What role can VR, AR & MR play in the life of an engineer?

Virtual Reality (VR), and its close relatives – Augmented Reality (AR) and Mixed Reality (MR), have seen significant advances over the past few years. Oculus Rift and PlayStation have brought VR to the gaming community, but the possibilities extend much further than just creating immersive video game experiences.

To clear up any confusion, VR is defined as full-immersion into a computer-generated environment; AR overlays virtual elements onto real-life environments; and MR allows interaction between the virtual and real worlds. Admittedly, there is some cross-over between AR and MR, but MR is a more advanced technology that allows users to change things in the real world through actions taken in the virtual world and vice versa.

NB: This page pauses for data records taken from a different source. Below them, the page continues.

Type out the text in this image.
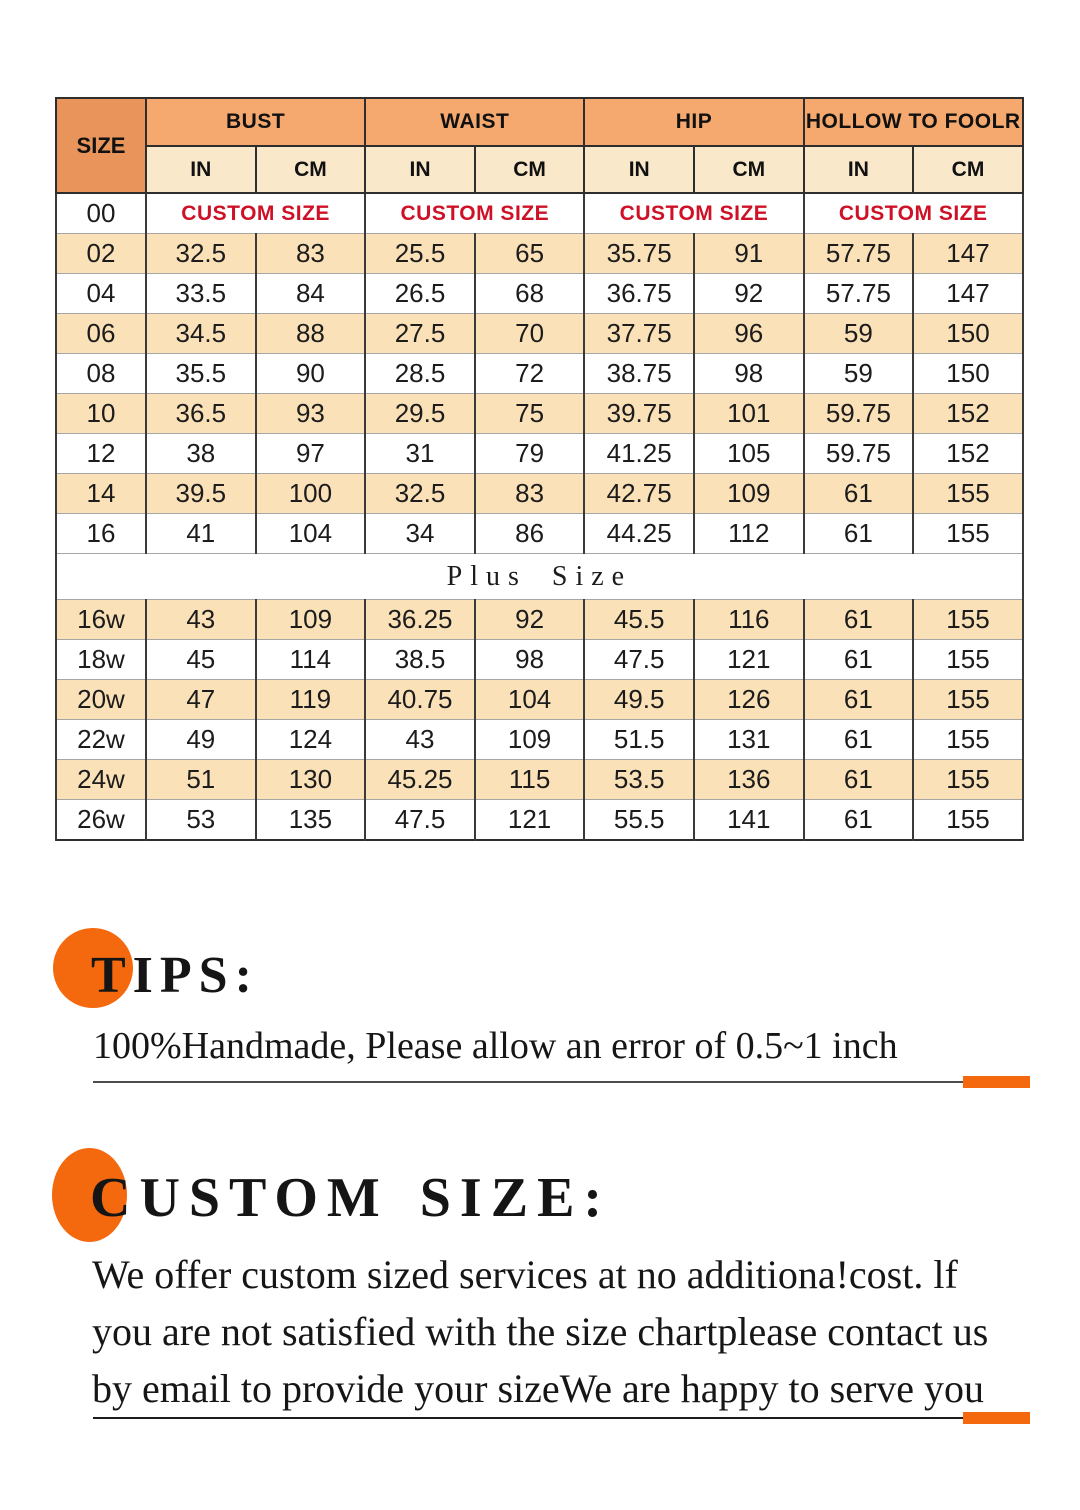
SIZE	BUST		WAIST		HIP		HOLLOW TO FOOLR	
	IN	CM	IN	CM	IN	CM	IN	CM
00	CUSTOM SIZE		CUSTOM SIZE		CUSTOM SIZE		CUSTOM SIZE	
02	32.5	83	25.5	65	35.75	91	57.75	147
04	33.5	84	26.5	68	36.75	92	57.75	147
06	34.5	88	27.5	70	37.75	96	59	150
08	35.5	90	28.5	72	38.75	98	59	150
10	36.5	93	29.5	75	39.75	101	59.75	152
12	38	97	31	79	41.25	105	59.75	152
14	39.5	100	32.5	83	42.75	109	61	155
16	41	104	34	86	44.25	112	61	155
Plus Size								
16w	43	109	36.25	92	45.5	116	61	155
18w	45	114	38.5	98	47.5	121	61	155
20w	47	119	40.75	104	49.5	126	61	155
22w	49	124	43	109	51.5	131	61	155
24w	51	130	45.25	115	53.5	136	61	155
26w	53	135	47.5	121	55.5	141	61	155
TIPS:

100%Handmade, Please allow an error of 0.5~1 inch

CUSTOM SIZE:

We offer custom sized services at no additiona!cost. lf
you are not satisfied with the size chartplease contact us
by email to provide your sizeWe are happy to serve you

Engineering and manufacturing are beginning to see the value of VR, and forward-thinking companies are already incorporating it into their operations.

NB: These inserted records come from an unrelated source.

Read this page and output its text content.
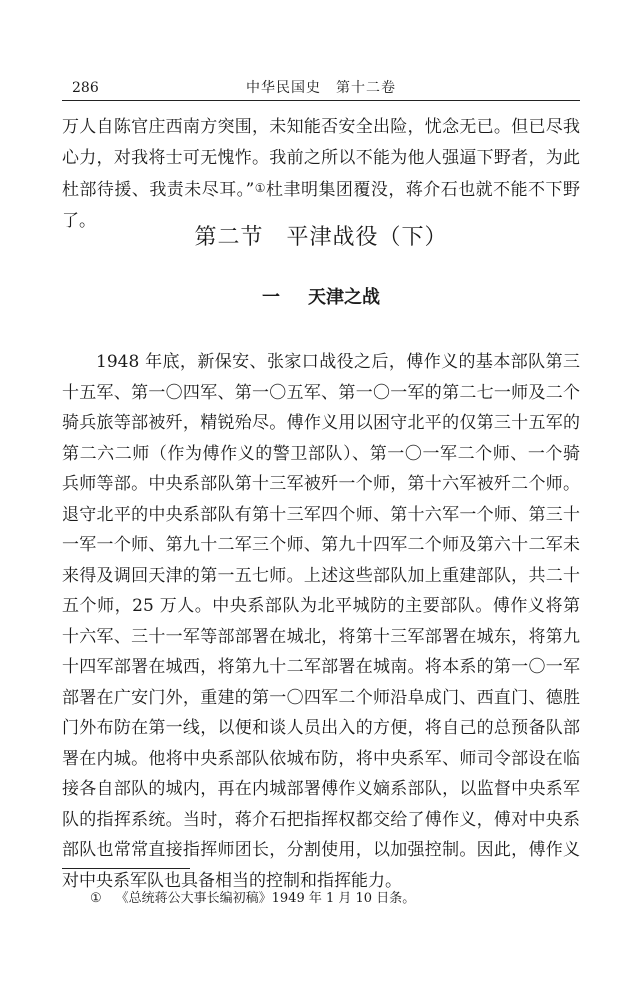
286	中华民国史　第十二卷

万人自陈官庄西南方突围，未知能否安全出险，忧念无已。但已尽我心力，对我将士可无愧怍。我前之所以不能为他人强逼下野者，为此杜部待援、我责未尽耳。”①杜聿明集团覆没，蒋介石也就不能不下野了。

第二节　平津战役（下）
一 天津之战

1948 年底，新保安、张家口战役之后，傅作义的基本部队第三十五军、第一〇四军、第一〇五军、第一〇一军的第二七一师及二个骑兵旅等部被歼，精锐殆尽。傅作义用以困守北平的仅第三十五军的第二六二师（作为傅作义的警卫部队）、第一〇一军二个师、一个骑兵师等部。中央系部队第十三军被歼一个师，第十六军被歼二个师。退守北平的中央系部队有第十三军四个师、第十六军一个师、第三十一军一个师、第九十二军三个师、第九十四军二个师及第六十二军未来得及调回天津的第一五七师。上述这些部队加上重建部队，共二十五个师，25 万人。中央系部队为北平城防的主要部队。傅作义将第十六军、三十一军等部部署在城北，将第十三军部署在城东，将第九十四军部署在城西，将第九十二军部署在城南。将本系的第一〇一军部署在广安门外，重建的第一〇四军二个师沿阜成门、西直门、德胜门外布防在第一线，以便和谈人员出入的方便，将自己的总预备队部署在内城。他将中央系部队依城布防，将中央系军、师司令部设在临接各自部队的城内，再在内城部署傅作义嫡系部队，以监督中央系军队的指挥系统。当时，蒋介石把指挥权都交给了傅作义，傅对中央系部队也常常直接指挥师团长，分割使用，以加强控制。因此，傅作义对中央系军队也具备相当的控制和指挥能力。

① 《总统蒋公大事长编初稿》1949 年 1 月 10 日条。
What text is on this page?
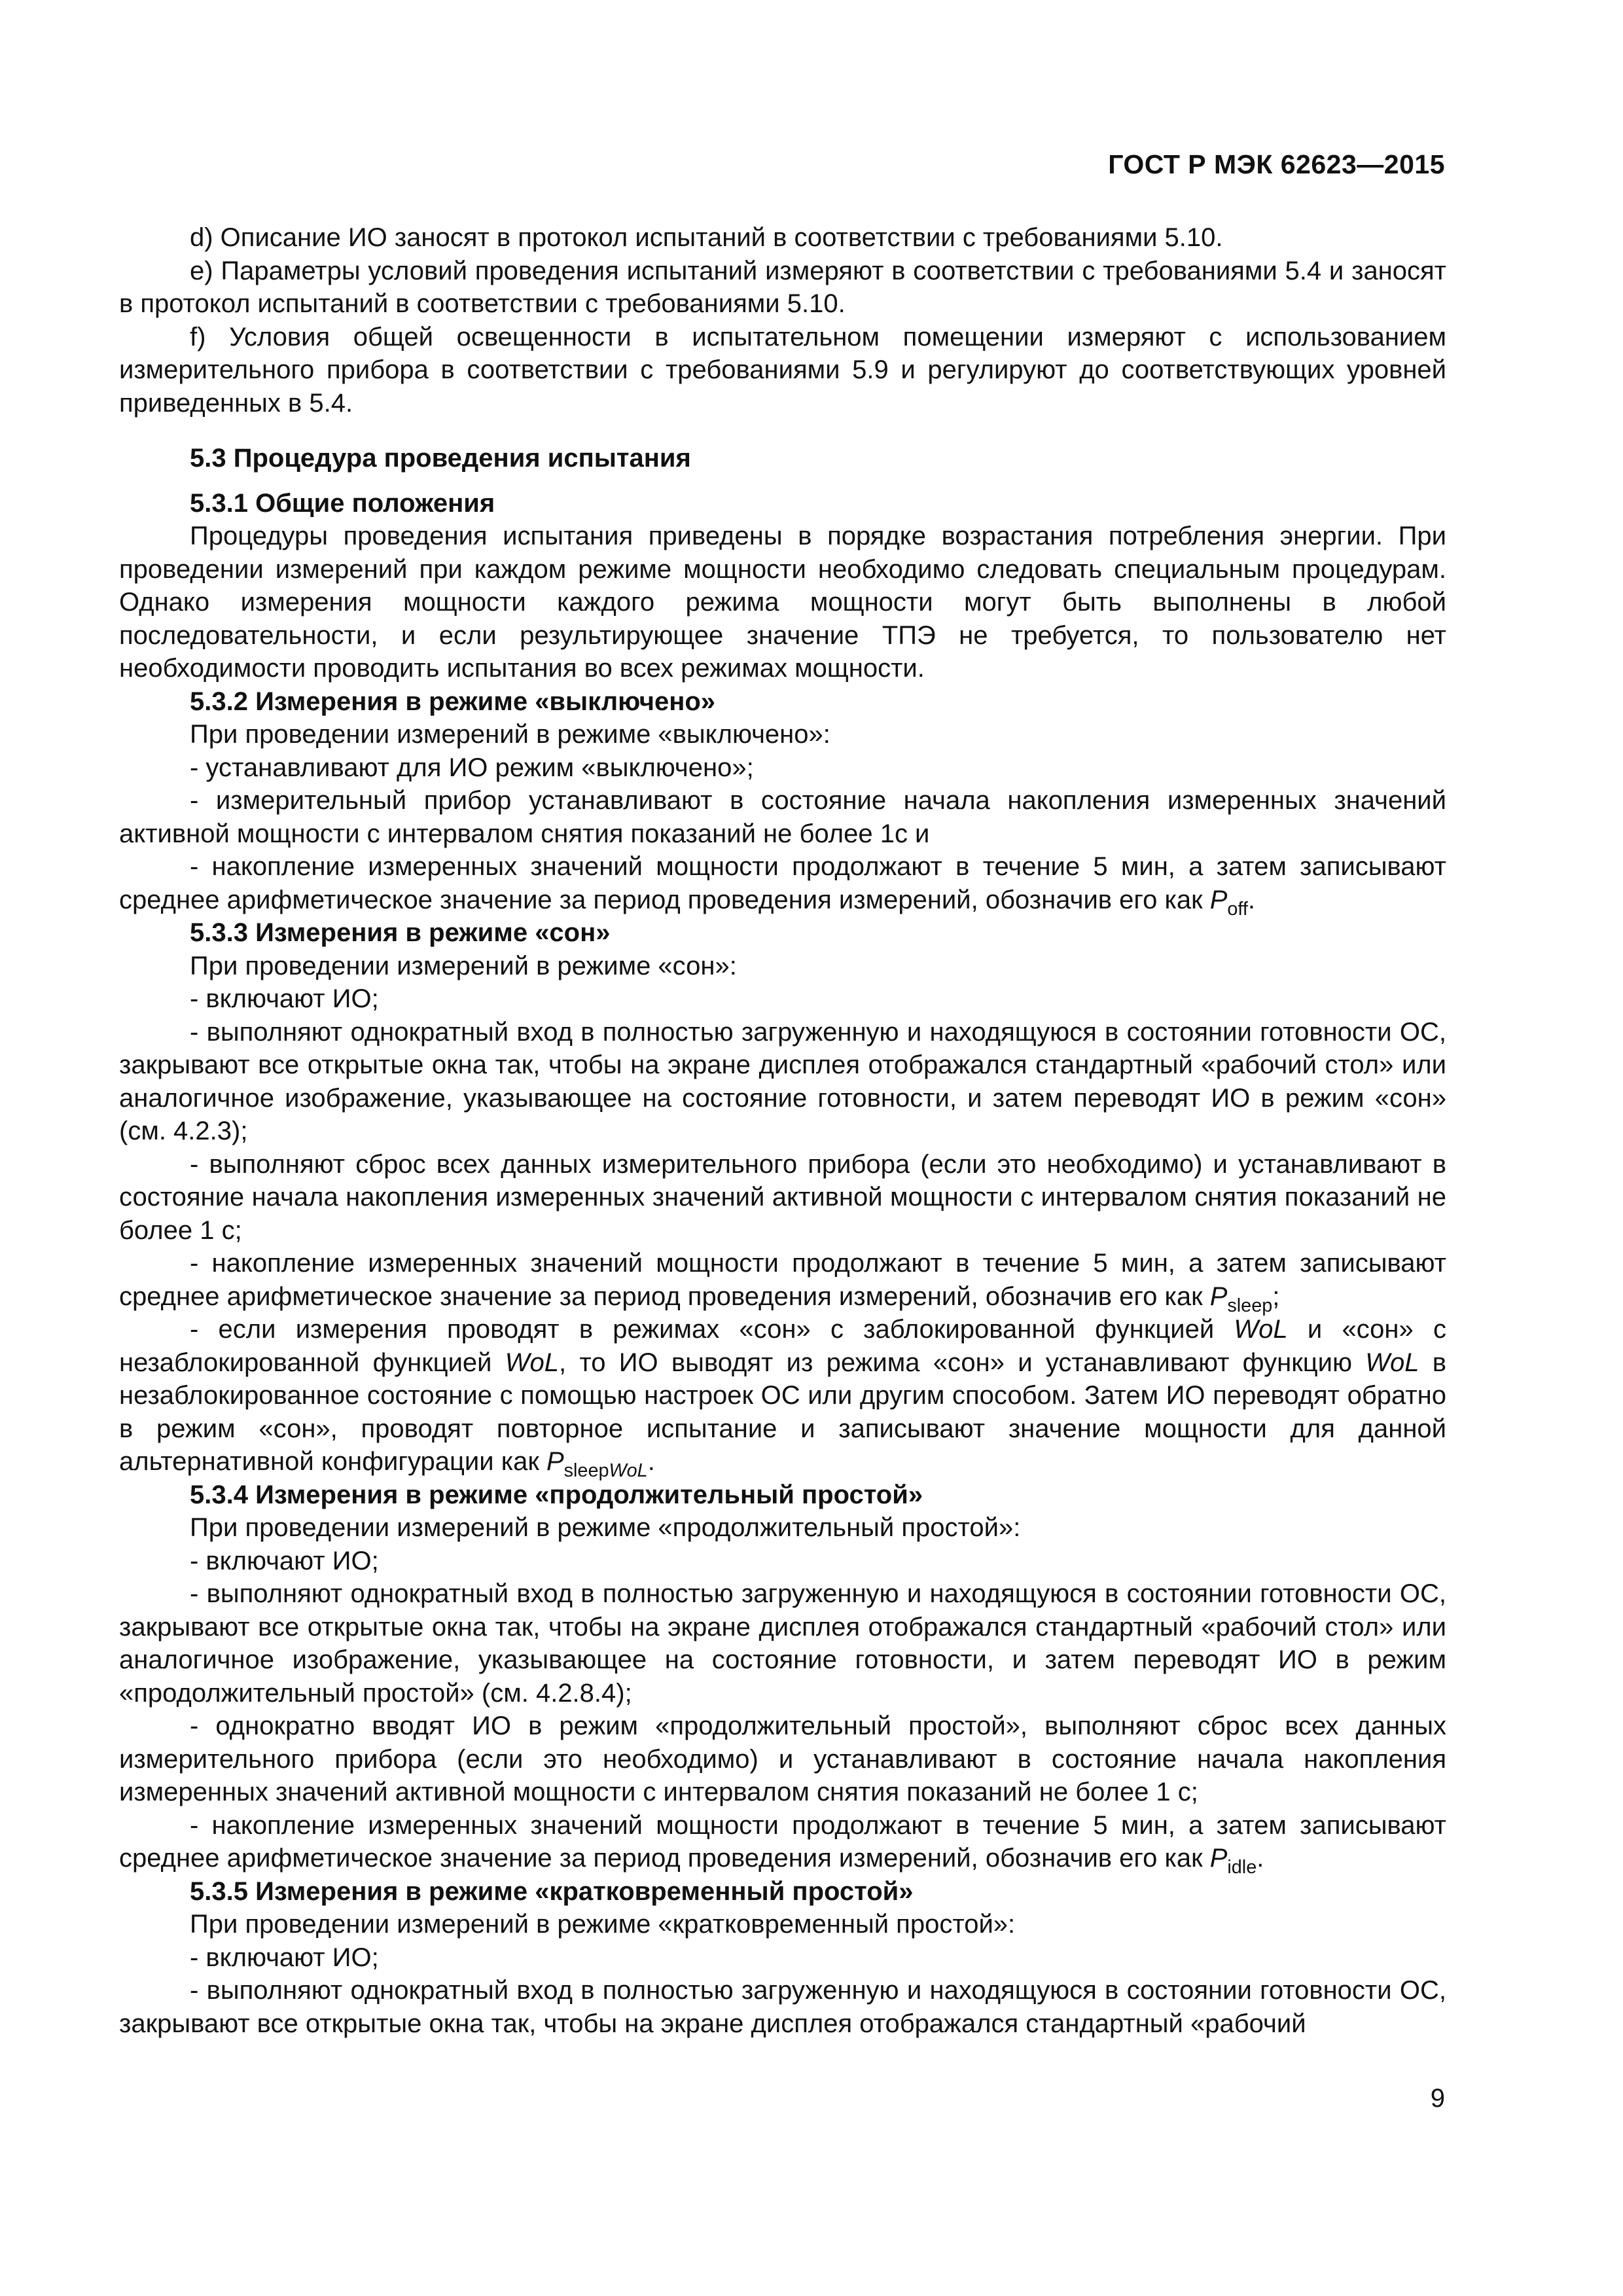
ГОСТ Р МЭК 62623—2015

d) Описание ИО заносят в протокол испытаний в соответствии с требованиями 5.10.

e) Параметры условий проведения испытаний измеряют в соответствии с требованиями 5.4 и заносят в протокол испытаний в соответствии с требованиями 5.10.

f) Условия общей освещенности в испытательном помещении измеряют с использованием измерительного прибора в соответствии с требованиями 5.9 и регулируют до соответствующих уровней приведенных в 5.4.

5.3 Процедура проведения испытания

5.3.1 Общие положения

Процедуры проведения испытания приведены в порядке возрастания потребления энергии. При проведении измерений при каждом режиме мощности необходимо следовать специальным процедурам. Однако измерения мощности каждого режима мощности могут быть выполнены в любой последовательности, и если результирующее значение ТПЭ не требуется, то пользователю нет необходимости проводить испытания во всех режимах мощности.

5.3.2 Измерения в режиме «выключено»

При проведении измерений в режиме «выключено»:

- устанавливают для ИО режим «выключено»;

- измерительный прибор устанавливают в состояние начала накопления измеренных значений активной мощности с интервалом снятия показаний не более 1с и

- накопление измеренных значений мощности продолжают в течение 5 мин, а затем записывают среднее арифметическое значение за период проведения измерений, обозначив его как $P_{off}$.

5.3.3 Измерения в режиме «сон»

При проведении измерений в режиме «сон»:

- включают ИО;

- выполняют однократный вход в полностью загруженную и находящуюся в состоянии готовности ОС, закрывают все открытые окна так, чтобы на экране дисплея отображался стандартный «рабочий стол» или аналогичное изображение, указывающее на состояние готовности, и затем переводят ИО в режим «сон» (см. 4.2.3);

- выполняют сброс всех данных измерительного прибора (если это необходимо) и устанавливают в состояние начала накопления измеренных значений активной мощности с интервалом снятия показаний не более 1 с;

- накопление измеренных значений мощности продолжают в течение 5 мин, а затем записывают среднее арифметическое значение за период проведения измерений, обозначив его как $P_{sleep}$;

- если измерения проводят в режимах «сон» с заблокированной функцией WoL и «сон» с незаблокированной функцией WoL, то ИО выводят из режима «сон» и устанавливают функцию WoL в незаблокированное состояние с помощью настроек ОС или другим способом. Затем ИО переводят обратно в режим «сон», проводят повторное испытание и записывают значение мощности для данной альтернативной конфигурации как $P_{sleepWoL}$.

5.3.4 Измерения в режиме «продолжительный простой»

При проведении измерений в режиме «продолжительный простой»:

- включают ИО;

- выполняют однократный вход в полностью загруженную и находящуюся в состоянии готовности ОС, закрывают все открытые окна так, чтобы на экране дисплея отображался стандартный «рабочий стол» или аналогичное изображение, указывающее на состояние готовности, и затем переводят ИО в режим «продолжительный простой» (см. 4.2.8.4);

- однократно вводят ИО в режим «продолжительный простой», выполняют сброс всех данных измерительного прибора (если это необходимо) и устанавливают в состояние начала накопления измеренных значений активной мощности с интервалом снятия показаний не более 1 с;

- накопление измеренных значений мощности продолжают в течение 5 мин, а затем записывают среднее арифметическое значение за период проведения измерений, обозначив его как $P_{idle}$.

5.3.5 Измерения в режиме «кратковременный простой»

При проведении измерений в режиме «кратковременный простой»:

- включают ИО;

- выполняют однократный вход в полностью загруженную и находящуюся в состоянии готовности ОС, закрывают все открытые окна так, чтобы на экране дисплея отображался стандартный «рабочий

9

This article will examine the engineering applications of all three virtual technologies, highlighting the benefits and implications for industry, and indicating the way things are likely to progress over the coming months and years.

Engineering applications

• Design visualization and optimization

There was a time when designers were limited to pen and paper. They would start with preliminary sketches, building up to a final draft. They would then have to wait several days or weeks for a prototype to be built and tested. Often the prototype would be deemed unfit for purpose or unsuitable for the environment the product is to be used in.

These days, CAD (Computer Aided Design) has helped to speed up the initial design, but the prototype stage can still be time-consuming. Fortunately, VR can help to reduce the possibility that the prototype will be unsuitable by allowing the designer to visualize a 3D model of the design in a virtual environment.

Pioneering software such as Autodesk’s 3ds Max renders 3D models into an immersive virtual environment. Autodesk’s VRED is a specialist program that uses VR to simplify the prototyping of mechanical parts.

• Improving safety

General Motors have used AR to improve the design of critical vehicle parts. They used sophisticated software to render data and results from crash tests into 3D models, allowing designers to view the impact on certain parts and optimize their strength properties during the design process of new vehicles.

• Assembly and installation

The assembly of complex or intricate products can slow down productivity, but AR and MR can help. In the motor-vehicle manufacturing industry, for example, Heads-Up Displays (HUDs) can be worn by engineers to overlay complex assembly diagrams and instructions onto the real object, blending the design with real-life objects.

• Checks and quality assurance

Porsche have begun to use AR to check the quality of their vehicles as they come off the assembly line. The software overlays a precise image of the design on to the finished car by using several carefully positioned and accurate cameras, which highlights any elements that are out of tolerance. As a result, engineers can quickly check for the required car panel clearances of 0.5 to 0.8mm, for instance, and adjust vehicles that fail.

• Teamwork from a distance

Picture the scene. A CNC machine that is vital to operations has broken down, with a complex mechanical fault to blame. Unfortunately, it’s beyond the technical ability of the CNC machinist to fix the fault. Not to worry, an off-site CNC repair specialist can log into a virtual mock-up of the machine, virtually demonstrating exactly how to rectify the fault, while the machine operator wears a HUD relaying it in real-time. The result is: less machine downtime, leading to cost saving and an increase in productivity.

The future of VR in engineering

Virtual-reality-assisted engineering is still in its infancy. However, the technology is progressing rapidly and the potential applications are limitless. The future of manufacturing is likely to see an increased use of MR, where actions taken in the virtual world can be replicated by robots in the real world.

Combined with cloud computing, artificial intelligence and additive or subtractive manufacturing (3D printing and CNC machining), a joined-up and fully-automated assembly line will become a reality.

This increasing interaction between the real and virtual worlds will almost certainly lead to more innovation, higher productivity, and cost-savings for manufacturers.